The longest, largest controlled study so far
In the Physicians’ Health Study II, Sesso and his colleagues randomly assigned more than 14,000 men aged 50 and older to take a daily Centrum Silver (one of the most popular basic multivitamin-and-minerals for seniors) or a placebo.
After 11 years, the multi takers had an 8 percent lower risk of being diagnosed with cancer (and a 9 percent lower risk of cataracts) than the placebo takers. “And among men who had a history of cancer at the start of the trial, results suggested that the multivitamin was even stronger in preventing new cancers,” adds Sesso.
However, the multi takers were just as likely to have heart attacks or strokes, to suffer memory loss or other cognitive decline, or to die during the study. (Centrum had no role in conducting the study or interpreting the results.)
But questions remain.
“We don’t know whether the lower cancer risk found in men extends to women, or whether taking a multivitamin has stronger benefits in those with a history of cancer,” says Sesso.
COSMOS, a new clinical trial on women aged 65 or older and men aged 60 or older, should provide some answers by 2020. (Interested in participating? Visit www.cosmostrial.org or call 800-633-6913.)
Until then, says Sesso, “we hope to fill in some of these research gaps with observational studies.”
Observational studies provide clues
Unlike a clinical trial, observational studies look at the risk of disease among people who do or don’t choose to take a multi on their own.
For example, the Nurses’ Health Study II has tracked more than 43,000 women since 1989. Those who took multivitamins were less likely to have precancerous colon polyps and less likely to be infertile because of ovulation problems.
“The challenge in looking at observational studies is that people who take multivitamins differ from those who don’t,” says Sesso. “While observational studies try their best to account for the differences—like smoking and exercise—they can’t adjust for differences they don’t know about.”
Then there’s the question of what people take. “We don’t know if all multivitamin formulations have similar effects, or whether particular combinations of vitamins and minerals are better than others,” says Sesso.
Could multis be harmful?
A 2011 observational study of Iowa women rattled some people when it found that multi takers were slightly more likely to die than non-multi takers. But the result appears to be a fluke.
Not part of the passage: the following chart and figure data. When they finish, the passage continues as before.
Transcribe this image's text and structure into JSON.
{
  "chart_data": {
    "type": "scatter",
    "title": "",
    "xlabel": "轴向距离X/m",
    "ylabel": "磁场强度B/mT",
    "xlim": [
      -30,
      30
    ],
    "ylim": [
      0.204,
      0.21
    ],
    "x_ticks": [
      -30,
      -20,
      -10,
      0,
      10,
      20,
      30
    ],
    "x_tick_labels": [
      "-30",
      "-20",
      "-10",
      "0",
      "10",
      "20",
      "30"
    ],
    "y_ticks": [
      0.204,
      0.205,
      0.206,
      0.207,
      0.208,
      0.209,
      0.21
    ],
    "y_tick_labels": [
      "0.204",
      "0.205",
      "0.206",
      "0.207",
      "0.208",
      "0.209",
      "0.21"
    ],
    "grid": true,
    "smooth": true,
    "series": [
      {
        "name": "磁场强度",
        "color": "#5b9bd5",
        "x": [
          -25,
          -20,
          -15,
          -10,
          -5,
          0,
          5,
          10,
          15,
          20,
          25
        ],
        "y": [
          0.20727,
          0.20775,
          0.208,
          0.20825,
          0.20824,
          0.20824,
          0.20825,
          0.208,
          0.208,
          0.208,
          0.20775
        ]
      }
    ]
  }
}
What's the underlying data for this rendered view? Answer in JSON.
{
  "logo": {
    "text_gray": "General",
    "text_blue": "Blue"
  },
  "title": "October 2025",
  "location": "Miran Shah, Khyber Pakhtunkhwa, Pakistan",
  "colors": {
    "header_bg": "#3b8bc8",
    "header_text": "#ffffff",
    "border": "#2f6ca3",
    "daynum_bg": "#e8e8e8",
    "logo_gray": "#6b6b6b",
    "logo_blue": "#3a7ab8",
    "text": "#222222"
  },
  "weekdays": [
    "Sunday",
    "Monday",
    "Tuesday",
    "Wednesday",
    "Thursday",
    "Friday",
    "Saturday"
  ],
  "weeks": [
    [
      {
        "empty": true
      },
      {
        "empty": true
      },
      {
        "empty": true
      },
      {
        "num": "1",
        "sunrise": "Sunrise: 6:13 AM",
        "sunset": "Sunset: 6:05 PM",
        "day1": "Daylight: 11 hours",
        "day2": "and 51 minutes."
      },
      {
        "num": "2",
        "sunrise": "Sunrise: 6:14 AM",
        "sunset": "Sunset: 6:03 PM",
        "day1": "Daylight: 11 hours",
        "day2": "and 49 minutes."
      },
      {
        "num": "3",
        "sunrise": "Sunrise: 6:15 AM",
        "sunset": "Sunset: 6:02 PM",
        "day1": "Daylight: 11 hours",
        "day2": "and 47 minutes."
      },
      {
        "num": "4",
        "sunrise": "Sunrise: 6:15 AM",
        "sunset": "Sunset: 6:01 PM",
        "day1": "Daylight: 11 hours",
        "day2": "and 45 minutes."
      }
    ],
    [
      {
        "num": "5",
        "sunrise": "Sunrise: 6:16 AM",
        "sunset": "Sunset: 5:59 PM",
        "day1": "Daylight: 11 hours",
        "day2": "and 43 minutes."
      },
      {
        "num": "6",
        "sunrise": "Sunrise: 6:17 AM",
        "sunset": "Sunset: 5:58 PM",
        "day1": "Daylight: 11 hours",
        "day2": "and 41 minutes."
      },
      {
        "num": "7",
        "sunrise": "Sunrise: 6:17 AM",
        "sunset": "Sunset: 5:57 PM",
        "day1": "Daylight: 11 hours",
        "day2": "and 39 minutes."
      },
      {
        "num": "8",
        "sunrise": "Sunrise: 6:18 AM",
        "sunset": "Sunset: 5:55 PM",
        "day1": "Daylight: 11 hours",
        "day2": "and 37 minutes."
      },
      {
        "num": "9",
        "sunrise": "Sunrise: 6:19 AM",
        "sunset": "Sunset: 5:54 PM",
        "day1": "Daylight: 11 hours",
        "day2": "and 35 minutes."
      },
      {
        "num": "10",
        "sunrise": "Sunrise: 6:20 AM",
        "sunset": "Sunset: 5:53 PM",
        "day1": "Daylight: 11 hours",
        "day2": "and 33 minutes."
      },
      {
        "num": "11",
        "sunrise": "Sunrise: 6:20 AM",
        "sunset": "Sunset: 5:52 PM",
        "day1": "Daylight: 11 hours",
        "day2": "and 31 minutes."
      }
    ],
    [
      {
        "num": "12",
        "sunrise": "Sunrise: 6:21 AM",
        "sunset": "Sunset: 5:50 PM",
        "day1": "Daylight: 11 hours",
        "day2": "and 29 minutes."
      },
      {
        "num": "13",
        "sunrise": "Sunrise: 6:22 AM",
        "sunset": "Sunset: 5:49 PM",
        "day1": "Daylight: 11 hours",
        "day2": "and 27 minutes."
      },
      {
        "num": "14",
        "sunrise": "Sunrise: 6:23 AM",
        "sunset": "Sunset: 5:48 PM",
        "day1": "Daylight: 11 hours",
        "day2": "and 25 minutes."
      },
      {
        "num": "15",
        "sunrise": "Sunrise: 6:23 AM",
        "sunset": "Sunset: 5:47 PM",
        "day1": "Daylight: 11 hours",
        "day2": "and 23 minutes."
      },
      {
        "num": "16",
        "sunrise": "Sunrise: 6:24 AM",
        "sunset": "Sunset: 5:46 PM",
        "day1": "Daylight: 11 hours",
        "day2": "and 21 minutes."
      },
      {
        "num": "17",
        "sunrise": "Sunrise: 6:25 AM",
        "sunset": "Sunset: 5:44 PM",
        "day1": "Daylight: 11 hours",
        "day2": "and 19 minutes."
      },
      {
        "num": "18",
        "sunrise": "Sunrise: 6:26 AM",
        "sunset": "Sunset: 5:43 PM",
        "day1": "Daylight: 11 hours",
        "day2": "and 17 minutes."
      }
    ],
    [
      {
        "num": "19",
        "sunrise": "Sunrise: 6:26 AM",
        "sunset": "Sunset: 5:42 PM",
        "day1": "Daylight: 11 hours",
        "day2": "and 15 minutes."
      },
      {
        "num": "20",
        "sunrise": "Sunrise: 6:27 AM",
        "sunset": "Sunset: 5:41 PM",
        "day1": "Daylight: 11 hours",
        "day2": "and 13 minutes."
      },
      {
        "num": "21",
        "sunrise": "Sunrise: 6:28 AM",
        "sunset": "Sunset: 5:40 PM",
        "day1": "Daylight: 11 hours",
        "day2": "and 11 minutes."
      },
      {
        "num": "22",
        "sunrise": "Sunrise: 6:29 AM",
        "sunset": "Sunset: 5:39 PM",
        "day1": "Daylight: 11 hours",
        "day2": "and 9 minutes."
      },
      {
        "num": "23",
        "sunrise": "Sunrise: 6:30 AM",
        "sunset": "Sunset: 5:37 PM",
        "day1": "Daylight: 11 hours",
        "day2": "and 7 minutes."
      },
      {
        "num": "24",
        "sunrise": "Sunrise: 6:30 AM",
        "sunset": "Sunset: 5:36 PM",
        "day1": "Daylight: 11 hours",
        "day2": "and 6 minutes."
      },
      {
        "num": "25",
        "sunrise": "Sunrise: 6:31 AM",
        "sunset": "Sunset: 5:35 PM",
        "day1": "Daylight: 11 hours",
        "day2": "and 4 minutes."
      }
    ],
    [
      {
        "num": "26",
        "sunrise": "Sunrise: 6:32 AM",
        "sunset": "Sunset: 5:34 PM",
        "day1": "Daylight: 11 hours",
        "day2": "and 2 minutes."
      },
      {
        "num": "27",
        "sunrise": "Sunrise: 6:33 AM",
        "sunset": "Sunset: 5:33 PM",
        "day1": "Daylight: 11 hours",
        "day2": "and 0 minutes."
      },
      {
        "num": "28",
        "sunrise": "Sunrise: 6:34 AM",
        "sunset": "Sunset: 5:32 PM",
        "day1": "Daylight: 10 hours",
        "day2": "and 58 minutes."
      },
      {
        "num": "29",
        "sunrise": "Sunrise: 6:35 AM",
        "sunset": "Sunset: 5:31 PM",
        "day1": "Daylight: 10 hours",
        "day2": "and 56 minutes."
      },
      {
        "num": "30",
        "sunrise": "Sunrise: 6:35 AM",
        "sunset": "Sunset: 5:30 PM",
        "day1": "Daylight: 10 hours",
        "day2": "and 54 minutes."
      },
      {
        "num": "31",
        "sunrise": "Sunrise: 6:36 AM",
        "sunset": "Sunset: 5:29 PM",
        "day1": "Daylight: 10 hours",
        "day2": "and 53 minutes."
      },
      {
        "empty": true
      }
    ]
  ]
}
Other observational studies and clinical trials don’t find a higher risk of dying among those taking a multi.
“There doesn’t appear to be any harm from taking ordinary big-brand multivitamins,” says Sesso. “But whether they can prevent disease remains a work in progress.”
Skip the specialized formulations that add herbs or other botanicals, says Sesso. “We don’t really know how these ingredients interact and what their long-term effects are.”
Sources: JAMA 308: 1871, 2012; Ophthalmology 121: 525, 2014; JAMA 308: 1751, 2012; Ann. Intern. Med. 159: 806, 2013; Br. J. Cancer 110: 249, 2014; Fertil. Steril. 89: 668, 2008; Arch. Intern. Med. 171: 1625, 2011; Am. J. Epidemiol. 173: 906, 2011; Am. J. Clin. Nutr. 97: 437, 2013.